我们来看一下 Vicuna 和 MPT 执行该任务的情况。

Vicuna：

알파카 시리즈 대형 모델과 ChatGPT의 차이점은 무엇인가요? 상세한 평가를 마친 후 나는 침묵했다.

MPT：

알파카 시리즈 대형 모델과 ChatGPT의 차이점은 무엇인가요? 상세한 평가를 마친 후 나는 침묵했다.

在一个有趣的转折中，Vicuna 无法解决这个任务，但 MPT 却成功了。除了保密性之外，开源模型在这里有一个显著的优势：整个 prompt 被作为一个输入传递给一个 LLM 模型（测试者甚至通过不让它生成像 COMMAND 这样的输出结构 token 来加速它）。

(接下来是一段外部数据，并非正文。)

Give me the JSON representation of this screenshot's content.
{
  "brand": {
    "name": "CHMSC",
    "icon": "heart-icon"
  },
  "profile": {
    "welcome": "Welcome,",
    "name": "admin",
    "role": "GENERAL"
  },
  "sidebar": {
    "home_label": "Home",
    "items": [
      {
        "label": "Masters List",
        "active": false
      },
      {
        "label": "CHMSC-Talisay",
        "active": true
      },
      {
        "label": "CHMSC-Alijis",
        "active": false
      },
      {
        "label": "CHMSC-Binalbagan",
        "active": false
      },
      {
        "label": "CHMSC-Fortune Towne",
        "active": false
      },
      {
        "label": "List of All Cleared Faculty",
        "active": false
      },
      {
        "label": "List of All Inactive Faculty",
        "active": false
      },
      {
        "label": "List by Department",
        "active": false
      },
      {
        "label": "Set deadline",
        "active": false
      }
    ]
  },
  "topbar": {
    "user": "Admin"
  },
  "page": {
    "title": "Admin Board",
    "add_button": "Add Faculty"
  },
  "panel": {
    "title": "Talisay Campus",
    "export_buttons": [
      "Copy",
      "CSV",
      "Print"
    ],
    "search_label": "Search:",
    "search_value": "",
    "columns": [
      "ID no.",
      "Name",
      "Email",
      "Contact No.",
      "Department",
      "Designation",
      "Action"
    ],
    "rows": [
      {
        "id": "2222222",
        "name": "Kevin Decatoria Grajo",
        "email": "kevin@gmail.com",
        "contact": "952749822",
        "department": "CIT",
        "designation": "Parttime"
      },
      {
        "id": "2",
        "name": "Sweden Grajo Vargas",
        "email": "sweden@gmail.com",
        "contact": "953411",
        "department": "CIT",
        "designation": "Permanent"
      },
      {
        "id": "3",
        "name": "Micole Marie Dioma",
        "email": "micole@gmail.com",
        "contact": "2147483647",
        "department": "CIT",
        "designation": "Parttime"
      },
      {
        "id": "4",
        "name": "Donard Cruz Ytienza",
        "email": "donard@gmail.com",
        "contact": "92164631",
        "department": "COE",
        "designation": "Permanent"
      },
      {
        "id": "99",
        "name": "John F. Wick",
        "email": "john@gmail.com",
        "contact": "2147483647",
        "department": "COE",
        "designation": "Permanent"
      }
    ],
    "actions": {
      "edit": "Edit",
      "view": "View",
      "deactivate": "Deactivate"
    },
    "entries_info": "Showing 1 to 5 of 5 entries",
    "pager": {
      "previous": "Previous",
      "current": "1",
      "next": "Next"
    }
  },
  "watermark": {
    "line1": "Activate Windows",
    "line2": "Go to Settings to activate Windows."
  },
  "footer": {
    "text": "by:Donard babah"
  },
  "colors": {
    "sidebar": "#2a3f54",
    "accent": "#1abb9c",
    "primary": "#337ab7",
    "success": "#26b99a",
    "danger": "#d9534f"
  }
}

相比之下，他们必须为每个命令重新调用 ChatGPT，这更慢，开销也更大。

接下来，他们又尝试了一个不同的命令：「在～/work/guidance 目录下找到当前未被 git 跟踪的所有 jupyter notebook 文件」

以下是 ChatGPT 的回答：

알파카 시리즈 대형 모델과 ChatGPT의 차이점은 무엇인가요? 상세한 평가를 마친 후 나는 침묵했다.

测试者再次遇到一个问题：ChatGPT 没有遵循他们指定的输出结构（这样就使得它无法在无人干预的情况下在程序内使用）。该程序只是执行命令，因此在上面最后一条 ChatGPT 信息之后就停止了。

测试者怀疑空输出会导致 ChatGPT 关闭，因此他们通过在没有输出时更改信息来解决这个特殊问题。然而，他们无法解决「无法强迫 ChatGPT 遵循指定的输出结构」这一普遍问题。

在做了这个小小的修改后，ChatGPT 就能解决这个问题：让我们看看 Vicuna 是怎么做的：

알파카 시리즈 대형 모델과 ChatGPT의 차이점은 무엇인가요? 상세한 평가를 마친 후 나는 침묵했다.

Vicuna 遵循了输出结构，但不幸的是，它运行了错误的命令来完成任务。MPT 反复调用 git status，所以它也失败了。

测试者还对其他各种指令运行了这些程序，发现 ChatGPT 几乎总是能产生正确的指令序列，但有时并不遵循指定的格式（因此需要人工干预）。此处开源模型的效果不是很好（或许可以通过更多的 prompt 工程来改进它们，但它们在大多数较难的指令上都失败了）。

归纳总结

测试者还尝试了一些其他任务，包括文本摘要、问题回答、创意生成和 toy 字符串操作，评估了几种模型的准确性。以下是主要的评估结果：

작업 품질: ChatGPT(3.5)는 모든 작업에서 Vicuna보다 나은 반면 MPT는 거의 모든 작업에서 성능이 좋지 않아 테스트 팀에서도 사용에 문제가 있다고 의심하게 됩니다. Vicuna의 성능이 일반적으로 ChatGPT에 가깝다는 점은 주목할 가치가 있습니다.
사용 용이성: ChatGPT는 지정된 출력 형식을 따르는 데 어려움이 있으므로 프로그램에서 이를 사용하려면 출력에 대한 정규식 파서를 작성해야 합니다. 대조적으로, 출력 구조를 지정할 수 있다는 것은 오픈 소스 모델의 중요한 이점이므로 Vicuna는 때로는 작업 성능이 떨어지더라도 ChatGPT보다 사용하기 쉽습니다.
효율성: 로컬 배포 모델은 단일 LLM 실행으로 작업을 더 빠르고 저렴하게 해결할 수 있음을 의미합니다(프로그램이 실행되는 동안 지침은 LLM 상태를 유지함). 이는 하위 단계에 항상 OpenAI API에 대한 새로운 호출이 필요한 다른 API 또는 기능(예: 검색, 터미널 등) 호출이 포함되는 경우 특히 그렇습니다. 또한 지침은 모델이 출력 구조 태그를 생성하지 못하게 하여 생성 속도를 높입니다. 이는 때로는 큰 차이를 만들 수 있습니다.

전반적으로 이 테스트의 결론은 MPT가 실제 사용에 적합하지 않은 반면 Vicuna는 많은 작업에서 ChatGPT(3.5)의 실행 가능한 대안이라는 것입니다. 이러한 결과는 현재 공식적인 평가가 아닌 초기 탐색인 이 테스트에서 시도한 작업 및 입력(또는 프롬프트 유형)에만 적용됩니다.

더 많은 결과를 보려면 노트북을 참조하세요: https://github.com/microsoft/guidance/blob/main/notebooks/chatgpt_vs_open_source_on_harder_tasks.ipynb

위 내용은 알파카 시리즈 대형 모델과 ChatGPT의 차이점은 무엇인가요? 상세한 평가를 마친 후 나는 침묵했다.의 상세 내용입니다. 자세한 내용은 PHP 중국어 웹사이트의 기타 관련 기사를 참조하세요!